MMP20 hemopexin domain mutation in amelogenesis imperfecta.

Proteolytic enzymes serve important functions during dental enamel formation, and mutations in the kallikrein 4 (KLK4) and enamelysin (MMP20) genes cause autosomal-recessive amelogenesis imperfecta (ARAI). So far, only 1 KLK4 and 3 MMP20 mutations have been reported in ARAI kindreds. To determine whether ARAI in a family with a hypomaturation-type enamel defect is caused by mutations in the genes encoding enamel proteolytic enzymes, we performed mutational analysis on candidate genes. Mutational and haplotype analyses revealed an ARAI-causing point mutation (c.910G>A, p.A304T) in exon 6 of MMP20 that results in a single amino acid substitution in the hemopexin domain. Western blot analysis showed decreased expression of the mutant protein, but zymogram analysis demonstrated that this mutant was a functional protein. The proband and an affected brother were homozygous for the mutation, and both unaffected parents were carriers. The enamel of newly erupted teeth had normal thickness, but was chalky white and became darker with age.

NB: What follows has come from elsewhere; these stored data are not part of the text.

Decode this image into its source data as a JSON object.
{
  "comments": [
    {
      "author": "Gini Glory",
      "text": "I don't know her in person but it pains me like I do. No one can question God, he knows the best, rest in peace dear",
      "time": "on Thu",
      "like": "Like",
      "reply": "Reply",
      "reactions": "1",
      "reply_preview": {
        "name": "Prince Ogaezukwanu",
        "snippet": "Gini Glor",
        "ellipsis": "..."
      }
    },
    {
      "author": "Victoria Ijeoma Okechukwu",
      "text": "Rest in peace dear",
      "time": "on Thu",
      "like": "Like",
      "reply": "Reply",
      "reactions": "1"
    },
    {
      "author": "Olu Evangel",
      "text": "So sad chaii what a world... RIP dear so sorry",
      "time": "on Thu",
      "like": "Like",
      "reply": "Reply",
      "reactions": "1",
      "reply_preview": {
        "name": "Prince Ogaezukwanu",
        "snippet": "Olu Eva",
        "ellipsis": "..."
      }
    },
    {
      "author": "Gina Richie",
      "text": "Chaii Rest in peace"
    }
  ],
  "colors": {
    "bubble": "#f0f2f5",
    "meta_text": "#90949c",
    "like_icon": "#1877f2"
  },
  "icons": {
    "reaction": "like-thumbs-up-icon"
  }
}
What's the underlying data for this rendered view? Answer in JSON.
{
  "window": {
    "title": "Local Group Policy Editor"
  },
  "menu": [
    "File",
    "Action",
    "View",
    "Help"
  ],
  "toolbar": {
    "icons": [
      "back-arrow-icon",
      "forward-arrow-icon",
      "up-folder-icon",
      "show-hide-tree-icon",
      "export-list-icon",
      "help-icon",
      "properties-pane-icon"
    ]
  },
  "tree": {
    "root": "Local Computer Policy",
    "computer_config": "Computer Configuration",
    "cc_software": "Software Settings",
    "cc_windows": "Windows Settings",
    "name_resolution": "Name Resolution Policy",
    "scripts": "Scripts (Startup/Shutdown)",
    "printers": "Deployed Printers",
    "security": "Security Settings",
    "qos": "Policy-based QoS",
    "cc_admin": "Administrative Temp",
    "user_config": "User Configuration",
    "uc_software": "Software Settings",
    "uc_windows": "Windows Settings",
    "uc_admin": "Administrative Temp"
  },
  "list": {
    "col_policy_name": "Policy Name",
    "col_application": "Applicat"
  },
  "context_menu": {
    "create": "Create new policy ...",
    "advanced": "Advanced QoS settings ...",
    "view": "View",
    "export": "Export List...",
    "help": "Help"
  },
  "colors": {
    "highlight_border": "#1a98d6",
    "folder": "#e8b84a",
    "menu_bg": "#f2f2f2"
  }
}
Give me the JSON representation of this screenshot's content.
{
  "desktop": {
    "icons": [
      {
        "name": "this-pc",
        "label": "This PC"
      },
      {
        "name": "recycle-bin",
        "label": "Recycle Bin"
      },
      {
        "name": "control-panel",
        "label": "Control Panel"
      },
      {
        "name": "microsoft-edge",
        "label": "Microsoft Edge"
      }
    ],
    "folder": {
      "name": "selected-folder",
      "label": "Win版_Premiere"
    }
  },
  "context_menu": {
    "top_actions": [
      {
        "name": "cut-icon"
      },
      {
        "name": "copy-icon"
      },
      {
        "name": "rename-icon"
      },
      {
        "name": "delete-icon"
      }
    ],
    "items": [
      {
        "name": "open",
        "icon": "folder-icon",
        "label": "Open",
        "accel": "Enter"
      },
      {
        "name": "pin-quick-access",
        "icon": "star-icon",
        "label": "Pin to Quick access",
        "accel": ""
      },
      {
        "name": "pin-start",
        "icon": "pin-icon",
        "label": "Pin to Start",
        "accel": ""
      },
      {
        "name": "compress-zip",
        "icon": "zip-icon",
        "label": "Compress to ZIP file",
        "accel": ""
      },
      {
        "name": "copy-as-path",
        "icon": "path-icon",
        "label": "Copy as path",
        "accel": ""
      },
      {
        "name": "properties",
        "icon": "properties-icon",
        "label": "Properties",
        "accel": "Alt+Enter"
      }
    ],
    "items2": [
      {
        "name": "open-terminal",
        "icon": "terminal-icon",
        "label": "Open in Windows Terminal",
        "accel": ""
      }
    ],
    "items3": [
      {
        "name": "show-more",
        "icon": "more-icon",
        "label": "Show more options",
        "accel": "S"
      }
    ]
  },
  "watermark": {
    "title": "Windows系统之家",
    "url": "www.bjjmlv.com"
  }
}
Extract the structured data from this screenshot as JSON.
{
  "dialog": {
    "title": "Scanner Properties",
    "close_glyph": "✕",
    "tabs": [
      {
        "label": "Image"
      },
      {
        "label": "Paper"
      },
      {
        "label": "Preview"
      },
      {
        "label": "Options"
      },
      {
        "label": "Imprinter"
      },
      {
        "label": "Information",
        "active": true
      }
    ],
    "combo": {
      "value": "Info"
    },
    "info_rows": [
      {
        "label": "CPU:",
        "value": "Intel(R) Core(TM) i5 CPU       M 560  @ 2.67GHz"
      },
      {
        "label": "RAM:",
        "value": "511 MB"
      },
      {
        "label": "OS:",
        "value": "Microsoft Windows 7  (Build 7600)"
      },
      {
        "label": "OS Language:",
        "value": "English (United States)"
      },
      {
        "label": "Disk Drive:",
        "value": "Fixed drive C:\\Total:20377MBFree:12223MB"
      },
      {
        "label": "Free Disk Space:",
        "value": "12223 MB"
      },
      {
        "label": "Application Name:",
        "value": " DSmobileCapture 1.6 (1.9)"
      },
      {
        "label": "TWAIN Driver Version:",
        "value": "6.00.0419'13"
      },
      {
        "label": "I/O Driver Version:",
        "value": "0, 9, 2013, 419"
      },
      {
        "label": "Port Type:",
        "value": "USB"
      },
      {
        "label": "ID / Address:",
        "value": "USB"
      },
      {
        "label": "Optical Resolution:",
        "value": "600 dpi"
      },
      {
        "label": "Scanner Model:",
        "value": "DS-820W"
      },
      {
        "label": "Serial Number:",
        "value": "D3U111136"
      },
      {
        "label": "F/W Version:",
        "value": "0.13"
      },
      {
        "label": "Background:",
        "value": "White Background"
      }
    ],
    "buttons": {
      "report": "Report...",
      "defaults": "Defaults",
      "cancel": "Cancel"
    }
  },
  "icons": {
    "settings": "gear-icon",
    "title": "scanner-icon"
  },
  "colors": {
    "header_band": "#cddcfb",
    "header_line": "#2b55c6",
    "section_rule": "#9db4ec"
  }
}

Novel WDR72 mutation and cytoplasmic localization.

The proven candidate genes for amelogenesis imperfecta (AI) are AMELX, ENAM, MMP20, KLK4, FAM83H, and WDR72. We performed mutation analyses on seven families with hypomaturation AI. A novel WDR72 dinucleotide deletion mutation (g.57,426_57,427delAT; c.1467_ 1468delAT; p.V491fsX497) was identified in both alleles of probands from Mexico and Turkey. Haplotype analyses showed that the mutations arose independently in the two families. The disease perfectly segregated with the genotype. Only persons with both copies of the mutant allele were affected. Their hypomineralized enamel suffered attrition and orange-brown staining following eruption. Expression of WDR72 fused to green fluorescent protein showed a cytoplasmic localization exclusively and was absent from the nucleus. We conclude that WDR72 is a cytoplasmic protein that is critical for dental enamel formation.

Candidate gene strategy reveals ENAM mutations.

Amelogenesis imperfecta (AI) is a genetically and phenotypically heterogeneous genetic disorder affecting tooth enamel without other non-oral syndromic conditions. Based on a review of the literature, the authors constructed a candidate-gene-based mutational analysis strategy. To test the strategy, they identified two Turkish families with hypoplastic enamel without any other non-oral syndromic phenotype. The authors analyzed all exons and exon/intron boundaries of the enamelin (ENAM) gene for family 1 and the DLX3 and ENAM genes for family 2, to identify the underlying genetic etiology. The analysis revealed 2 ENAM mutations (autosomal-dominant g.14917delT and autosomal-recessive g.13185-13186insAG mutations). A single T deletion in exon 10 is a novel deletional mutation (g.14917delT, c.2991delT), which is predicted to result in a frameshift with a premature termination codon (p.L998fsX1062). This result supports the use of a candidate-gene-based strategy to study the genetic basis for AI.